I argue that each of the steps of the clotting cascade is irreducibly complex (see Chapter 4 of my book)--requiring the rearrangement of several components simultaneously before a viable, controlled clotting system could be in place, and that is why I conclude that the cascade is a product of design. Clotting factors may be related by common descent, but the clotting cascade was not produced by natural selection.

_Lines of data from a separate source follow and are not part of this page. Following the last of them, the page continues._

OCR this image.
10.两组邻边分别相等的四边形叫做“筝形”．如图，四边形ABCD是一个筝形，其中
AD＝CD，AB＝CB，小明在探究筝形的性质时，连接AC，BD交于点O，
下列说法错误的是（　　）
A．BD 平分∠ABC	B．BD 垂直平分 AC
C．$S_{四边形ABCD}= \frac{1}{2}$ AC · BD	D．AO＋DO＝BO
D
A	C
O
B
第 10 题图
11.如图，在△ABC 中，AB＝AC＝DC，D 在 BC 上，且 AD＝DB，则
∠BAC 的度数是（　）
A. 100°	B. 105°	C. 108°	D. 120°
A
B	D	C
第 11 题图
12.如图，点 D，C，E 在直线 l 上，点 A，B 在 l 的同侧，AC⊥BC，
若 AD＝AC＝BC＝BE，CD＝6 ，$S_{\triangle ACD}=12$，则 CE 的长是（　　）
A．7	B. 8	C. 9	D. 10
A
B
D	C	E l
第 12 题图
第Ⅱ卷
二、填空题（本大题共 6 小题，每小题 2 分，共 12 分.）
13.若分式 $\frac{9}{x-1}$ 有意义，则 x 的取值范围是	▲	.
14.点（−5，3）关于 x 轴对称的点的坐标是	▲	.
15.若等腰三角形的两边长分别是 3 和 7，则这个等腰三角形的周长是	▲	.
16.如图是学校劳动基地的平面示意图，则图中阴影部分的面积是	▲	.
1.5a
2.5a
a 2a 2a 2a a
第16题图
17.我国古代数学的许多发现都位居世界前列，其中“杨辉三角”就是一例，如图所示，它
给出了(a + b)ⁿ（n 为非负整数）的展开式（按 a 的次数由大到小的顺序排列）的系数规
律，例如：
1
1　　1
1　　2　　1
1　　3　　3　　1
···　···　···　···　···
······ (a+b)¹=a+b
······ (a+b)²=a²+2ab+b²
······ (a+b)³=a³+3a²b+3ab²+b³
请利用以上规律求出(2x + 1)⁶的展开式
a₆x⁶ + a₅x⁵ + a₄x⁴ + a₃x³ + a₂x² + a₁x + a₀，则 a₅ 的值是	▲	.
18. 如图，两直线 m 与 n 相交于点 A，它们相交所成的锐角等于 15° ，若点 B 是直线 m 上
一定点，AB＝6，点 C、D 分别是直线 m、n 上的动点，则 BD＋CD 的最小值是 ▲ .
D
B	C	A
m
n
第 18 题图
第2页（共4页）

On a different note, I’m glad Professor Doolittle likes Rube Goldberg too, but unfortunately it supplies what I think is his rock-bottom reason for deciding that natural selection produced the clotting cascade: "... no Creator would have designed such a circuitous and contrived system." Well, Doolittle is a good scientist, but he’s no theologian, and he doesn’t serve science well when he lets his theological presuppositions influence his scientific judgment.

Douglas J. Futuyma

Professor Futuyma advances arguments that I have dealt with in my replies to Orr and Doolittle: a mistaken notion of what constitutes irreducible complexity, and a confusion of what gene duplication is able to explain. He also offers a polemic saying that I "claim a miracle in every molecule" and "Behe invites us to give up." I do not, however, claim to see miracles--I see design. Design and intelligence are two phenomena of which we have direct experience; they are parts of the world we see every day. On the other hand, the ability of natural selection to produce complex molecular systems resides only in the mind of Futuyma and others. Far from giving up, intelligent design theory takes the world as we see it, without philosophical preconceptions. Futuyma concludes, however, that the world must have behaved in a way we have never seen it behave, all to fit his extrascientific views.

Michael Ruse

Professor Ruse asks if I have the right to appeal to design as a scientist. Well, many scientists already appeal to design. I mentioned the SETI program earlier; clearly those scientists think they can detect design (and nonhuman design at that.) Forensic scientists routinely make decisions of whether a death was designed (murder) or an unfortunate accident. Archaeologists decide whether a stone is a designed artifact or just a chance shape. And in Ruse’s own example of the downed airliner, investigators spent large amounts of effort to determine if the crash was designed. As I explain in my book (pp. 196-197) it can be easy to determine that a system was designed, but extremely difficult to determine who the designer was. I do not argue that the designer was God, although it could have been and certainly many people will think so. I argue simply for the conclusion of design itself.

James Shapiro

I appreciate Professor Shapiro giving everyone a dose of reality in his descriptions of the enormous and interactive complexities of the cell, and certainly agree with him that they are beyond Darwinian explanation. I can’t quite understand, however, what he envisions as an explanation for the origin of those systems. He seems to imply that they somehow assemble themselves, which strikes me as having a big chicken-and-egg problem. His analogies to computers and information theory are quite congenial to intelligent design ideas. However, he draws back from that conclusion for reasons I fail to grasp. Still, I look forward to reading more of his ideas when he fleshes them out.